So just a tip, you might want to try that first before you replace your thermostat and realize you still have the same problem. I'm glad I did.
For more on the story, see thread here: http://forums.vwvortex.com/zerothread?id=3622775


----------



## mechsoldier (Aug 14, 2004)

*Re: (serge0101)*

Usually when the temp sensor is bad when viewing the coolant temperature it will jump around wildly. The way to check your thermostat since they normally fail in such a manner as to stay open rather than stick closed is to find a large hill if possible and coast down it, if you see the coolant temp drop below 86 c then you know it's the thermostat. Green temp sensors normally don't fail, I've replaced 2 or 3 ever, the black ones fail all the time. Also check for corrosion or coolant in the actual connector as that will do it as well. 
As far as readiness goes, I pretty much never set it, it doesn't have anything to do with the cooling system anyways. It really only monitors
O2 sensors, Secondary air, Catalytic converter function, Evap function, Purge valve function, and some other random stuff that most people will never need to do anyways. Normally I just run the basic setting or adaptation of the particular system I've serviced.


----------



## gehr (Jan 28, 2004)

*Re: (mechsoldier)*

Would temp. sensor failure cause the car to not start when hot and run rich, so much so it smells like a gallon of gas on the ground??!!


----------



## mechsoldier (Aug 14, 2004)

*Re: (gehr)*

It can, I had it happen to me on a Passat once while it was in the shop. I test drove it, repaired the car, went to start it up and drive it out and it wouldn't start and there wasn't even any faults in memory. CTS was bad, causing the car to think it was much colder than it really was. Try holding your foot to the floor and cranking it to get it started.


----------



## What's a VR6 (Jul 24, 2007)

I changed the green top sensor maybe a week and a half or two ago, deleted the code and the MIL didn't come back. Knock on wood. 
Had a look at this page (http://wiki.ross-tech.com/index.php/18613/P2181/008577), did all the tests they proposed and everything pointed to the sensor.
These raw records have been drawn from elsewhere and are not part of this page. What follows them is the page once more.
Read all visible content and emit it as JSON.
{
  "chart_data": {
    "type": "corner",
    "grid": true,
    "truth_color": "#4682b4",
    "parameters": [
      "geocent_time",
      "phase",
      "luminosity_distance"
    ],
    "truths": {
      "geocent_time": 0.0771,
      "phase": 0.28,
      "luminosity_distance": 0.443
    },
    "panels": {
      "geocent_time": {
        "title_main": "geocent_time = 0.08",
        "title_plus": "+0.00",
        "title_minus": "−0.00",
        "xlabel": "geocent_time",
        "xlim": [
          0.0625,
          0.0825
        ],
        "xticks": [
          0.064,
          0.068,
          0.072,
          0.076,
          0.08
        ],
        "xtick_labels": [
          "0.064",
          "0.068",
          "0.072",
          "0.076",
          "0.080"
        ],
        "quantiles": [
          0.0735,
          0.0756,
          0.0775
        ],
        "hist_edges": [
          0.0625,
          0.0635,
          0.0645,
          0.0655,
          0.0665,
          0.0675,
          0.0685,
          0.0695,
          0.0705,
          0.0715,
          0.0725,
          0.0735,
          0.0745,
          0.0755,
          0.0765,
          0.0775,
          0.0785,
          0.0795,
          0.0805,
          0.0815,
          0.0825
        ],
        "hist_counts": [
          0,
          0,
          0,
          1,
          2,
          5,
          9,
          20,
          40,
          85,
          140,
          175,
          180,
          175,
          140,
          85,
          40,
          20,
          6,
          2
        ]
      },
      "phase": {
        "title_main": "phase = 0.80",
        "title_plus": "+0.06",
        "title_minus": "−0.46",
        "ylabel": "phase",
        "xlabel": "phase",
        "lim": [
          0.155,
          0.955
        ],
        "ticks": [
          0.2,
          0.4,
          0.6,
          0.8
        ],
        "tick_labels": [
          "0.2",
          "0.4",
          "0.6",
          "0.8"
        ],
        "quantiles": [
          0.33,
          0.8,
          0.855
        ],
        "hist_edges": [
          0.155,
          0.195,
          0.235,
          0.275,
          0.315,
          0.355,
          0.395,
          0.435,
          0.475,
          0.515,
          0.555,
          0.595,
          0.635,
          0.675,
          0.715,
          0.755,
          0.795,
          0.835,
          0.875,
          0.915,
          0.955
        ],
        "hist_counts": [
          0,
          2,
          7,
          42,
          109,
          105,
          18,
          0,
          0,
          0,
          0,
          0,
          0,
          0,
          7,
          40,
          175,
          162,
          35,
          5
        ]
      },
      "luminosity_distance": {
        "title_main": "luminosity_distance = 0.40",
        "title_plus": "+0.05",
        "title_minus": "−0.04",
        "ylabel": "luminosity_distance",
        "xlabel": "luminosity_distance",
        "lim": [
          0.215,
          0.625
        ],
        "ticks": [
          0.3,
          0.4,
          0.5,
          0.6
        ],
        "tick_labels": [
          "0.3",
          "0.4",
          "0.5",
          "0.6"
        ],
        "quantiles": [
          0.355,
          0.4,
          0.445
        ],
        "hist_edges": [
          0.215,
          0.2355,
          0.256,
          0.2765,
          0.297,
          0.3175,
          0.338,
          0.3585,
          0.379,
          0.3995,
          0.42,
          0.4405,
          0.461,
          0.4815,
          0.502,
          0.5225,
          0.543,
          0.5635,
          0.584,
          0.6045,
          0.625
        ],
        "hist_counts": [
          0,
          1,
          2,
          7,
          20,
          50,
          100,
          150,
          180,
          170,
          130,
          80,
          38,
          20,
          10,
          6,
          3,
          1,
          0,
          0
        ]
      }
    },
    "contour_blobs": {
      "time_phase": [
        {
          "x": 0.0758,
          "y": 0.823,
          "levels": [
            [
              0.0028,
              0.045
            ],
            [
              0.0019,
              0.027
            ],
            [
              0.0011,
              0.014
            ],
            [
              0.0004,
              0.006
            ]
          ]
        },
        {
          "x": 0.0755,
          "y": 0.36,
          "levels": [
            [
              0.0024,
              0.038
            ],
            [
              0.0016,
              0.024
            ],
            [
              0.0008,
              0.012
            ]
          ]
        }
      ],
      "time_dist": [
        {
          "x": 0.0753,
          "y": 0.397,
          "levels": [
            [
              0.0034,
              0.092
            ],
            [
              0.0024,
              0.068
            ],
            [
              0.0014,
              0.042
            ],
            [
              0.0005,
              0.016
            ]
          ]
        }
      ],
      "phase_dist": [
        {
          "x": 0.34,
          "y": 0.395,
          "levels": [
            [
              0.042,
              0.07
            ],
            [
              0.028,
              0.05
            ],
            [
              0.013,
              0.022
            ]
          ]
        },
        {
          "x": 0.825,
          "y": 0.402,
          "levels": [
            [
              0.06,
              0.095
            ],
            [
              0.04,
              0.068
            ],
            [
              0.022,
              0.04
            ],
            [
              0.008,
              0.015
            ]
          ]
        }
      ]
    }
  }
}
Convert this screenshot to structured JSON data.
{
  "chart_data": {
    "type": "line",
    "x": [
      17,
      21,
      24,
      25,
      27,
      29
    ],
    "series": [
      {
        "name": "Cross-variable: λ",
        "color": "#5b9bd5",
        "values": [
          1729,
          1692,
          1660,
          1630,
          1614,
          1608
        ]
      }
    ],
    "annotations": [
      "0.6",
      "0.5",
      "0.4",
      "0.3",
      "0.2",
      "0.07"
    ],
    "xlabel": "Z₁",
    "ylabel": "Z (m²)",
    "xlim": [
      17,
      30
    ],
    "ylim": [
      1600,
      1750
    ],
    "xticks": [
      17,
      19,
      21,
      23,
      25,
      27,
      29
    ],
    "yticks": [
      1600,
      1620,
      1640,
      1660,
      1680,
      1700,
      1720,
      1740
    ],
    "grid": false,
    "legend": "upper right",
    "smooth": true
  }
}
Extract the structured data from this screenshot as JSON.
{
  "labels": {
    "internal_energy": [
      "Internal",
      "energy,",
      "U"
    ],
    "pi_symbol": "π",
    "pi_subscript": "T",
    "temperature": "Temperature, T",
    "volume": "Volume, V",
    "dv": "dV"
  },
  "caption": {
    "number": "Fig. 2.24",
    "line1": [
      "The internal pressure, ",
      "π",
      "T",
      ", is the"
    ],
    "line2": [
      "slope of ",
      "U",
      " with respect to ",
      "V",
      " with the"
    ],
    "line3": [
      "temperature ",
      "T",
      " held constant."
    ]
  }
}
Plus it's a cheap fix and a good first place to start http://****************.com/smile/emthup.gif 


_Modified by What's a VR6 at 5:31 AM 6-12-2008_


----------



## serge0101 (Jun 8, 2005)

*Re: (What's a VR6)*

Thanks for letting us know the result. Seems like you had the same issue I had. I'm just glad that I did not change my thermostat first as some people suggested, but tried to replace the sensor first. Although I'm sure that in most cases, the thermostat may be the issue . . .


----------